И, правда, пора было кончать. Странный слух прошел уже из отдела в отдел, и некоторые приходили даже с других этажей, чтобы как бы случайно посмотреть на него. Не говоря уже о посторонних, которые, встретив его в коридоре, замирали и долго, перешептываясь, изумленно озирались ему во след.
В последний день, когда он уже сдал дела и сидел, машинально перебирая какие-то бумаги у себя на столе, он сам удивился, что не чувствует ни досады, ни сожаления. Правда, с некоторых пор привычные стены уже тяготили его. То новое и иное, что проснулось в нем, не вмещалось уже в рамки прежнего бытия и влекло его куда-то за пределы того, что было привычно. Какой-то частью этого нового было то, что последнее время он сам начал писать стихи.
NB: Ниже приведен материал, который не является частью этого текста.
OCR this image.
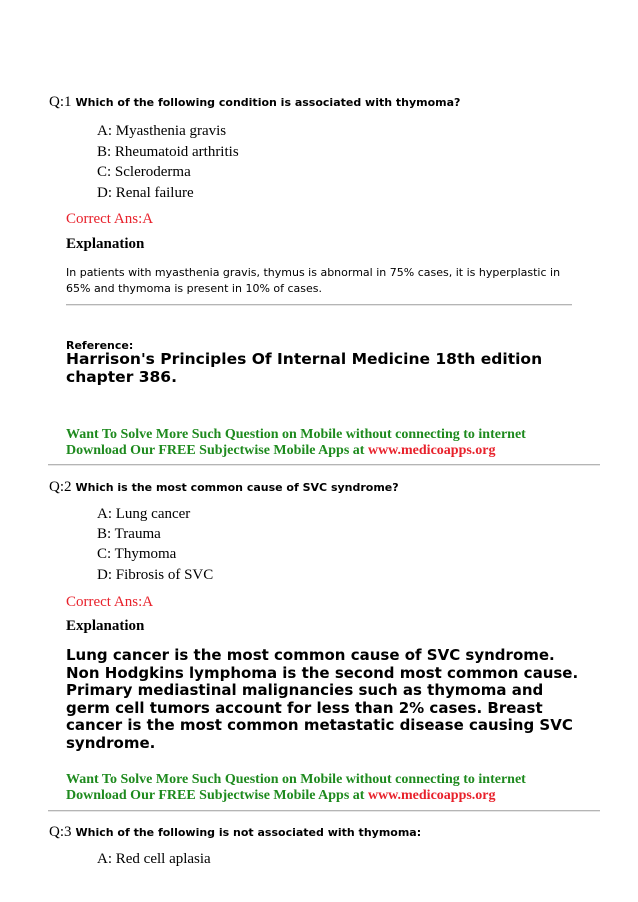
Q:1 Which of the following condition is associated with thymoma?
A: Myasthenia gravis
B: Rheumatoid arthritis
C: Scleroderma
D: Renal failure
Correct Ans:A
Explanation
In patients with myasthenia gravis, thymus is abnormal in 75% cases, it is hyperplastic in 65% and thymoma is present in 10% of cases.
Reference:
Harrison's Principles Of Internal Medicine 18th edition chapter 386.
Want To Solve More Such Question on Mobile without connecting to internet
Download Our FREE Subjectwise Mobile Apps at www.medicoapps.org
Q:2 Which is the most common cause of SVC syndrome?
A: Lung cancer
B: Trauma
C: Thymoma
D: Fibrosis of SVC
Correct Ans:A
Explanation
Lung cancer is the most common cause of SVC syndrome. Non Hodgkins lymphoma is the second most common cause. Primary mediastinal malignancies such as thymoma and germ cell tumors account for less than 2% cases. Breast cancer is the most common metastatic disease causing SVC syndrome.
Want To Solve More Such Question on Mobile without connecting to internet
Download Our FREE Subjectwise Mobile Apps at www.medicoapps.org
Q:3 Which of the following is not associated with thymoma:
A: Red cell aplasia
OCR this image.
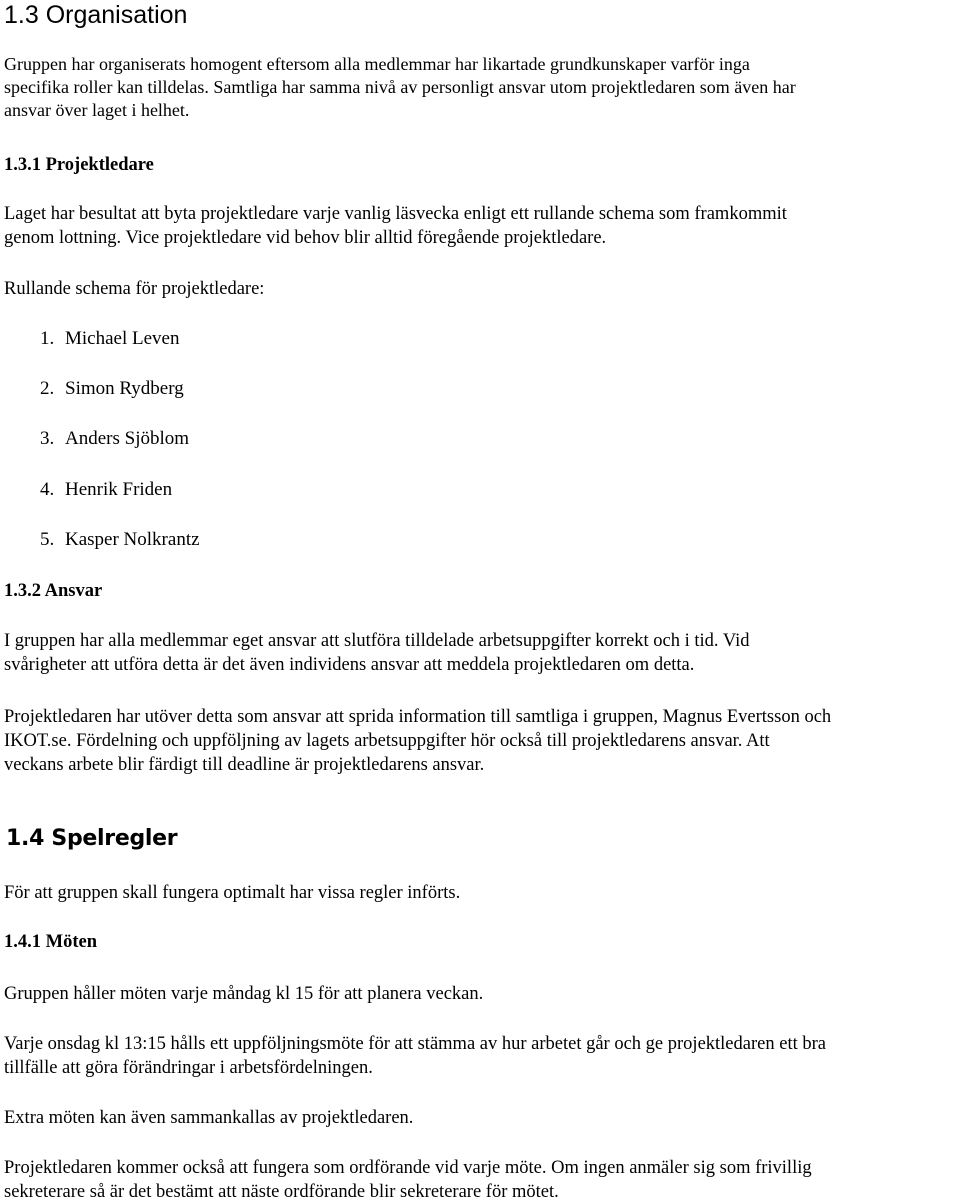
1.3 Organisation

Gruppen har organiserats homogent eftersom alla medlemmar har likartade grundkunskaper varför inga
specifika roller kan tilldelas. Samtliga har samma nivå av personligt ansvar utom projektledaren som även har
ansvar över laget i helhet.

1.3.1 Projektledare

Laget har besultat att byta projektledare varje vanlig läsvecka enligt ett rullande schema som framkommit
genom lottning. Vice projektledare vid behov blir alltid föregående projektledare.

Rullande schema för projektledare:

1. Michael Leven
2. Simon Rydberg
3. Anders Sjöblom
4. Henrik Friden
5. Kasper Nolkrantz
1.3.2 Ansvar

I gruppen har alla medlemmar eget ansvar att slutföra tilldelade arbetsuppgifter korrekt och i tid. Vid
svårigheter att utföra detta är det även individens ansvar att meddela projektledaren om detta.

Projektledaren har utöver detta som ansvar att sprida information till samtliga i gruppen, Magnus Evertsson och
IKOT.se. Fördelning och uppföljning av lagets arbetsuppgifter hör också till projektledarens ansvar. Att
veckans arbete blir färdigt till deadline är projektledarens ansvar.

1.4 Spelregler

För att gruppen skall fungera optimalt har vissa regler införts.

1.4.1 Möten

Gruppen håller möten varje måndag kl 15 för att planera veckan.

Varje onsdag kl 13:15 hålls ett uppföljningsmöte för att stämma av hur arbetet går och ge projektledaren ett bra
tillfälle att göra förändringar i arbetsfördelningen.

Extra möten kan även sammankallas av projektledaren.

Projektledaren kommer också att fungera som ordförande vid varje möte. Om ingen anmäler sig som frivillig
sekreterare så är det bestämt att näste ordförande blir sekreterare för mötet.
Правда, их не печатали. Почему-то их не печатали.
Тогда же как-то так получилось (м этого не могло не случиться), что новая внешность открыла ему дорогу к сцене. При виде его режиссер зашелся в восторженном вопле:
- Даем пробу! Даем пробу! - И с хрустом принялся заламывать над головой тонкие кисти рук.
Но, как и со стихами, дальше этого дело почему-то не двинулось.
Правда, сам он не очень жалел об этом. "Интриги, - пожимал он плечами, - интриги", - и порхающими движениями, маникюрными ножницами подравнивал перед зеркалом бакенбарды, угрожавшие нарушить ставшее столь привычным сходство.
"Наверное, Пушкину тоже приходилось делать это", - меланхолично думал он, сдувая крохотные волосинки с узких бортов сюртука. С тех пор как обрел он недолгую причастность к театральному миру, он стал позволять себе несколько своеобразную манеру одежды. И странное дело, все эти сюртуки, пелерины и узкие брюки в полосочку, которые шил он себе у театральных портных, не выглядели на нем ни искусственно, ни нарочито. Нарочитым скорее было бы, если б он стал одеваться, как все.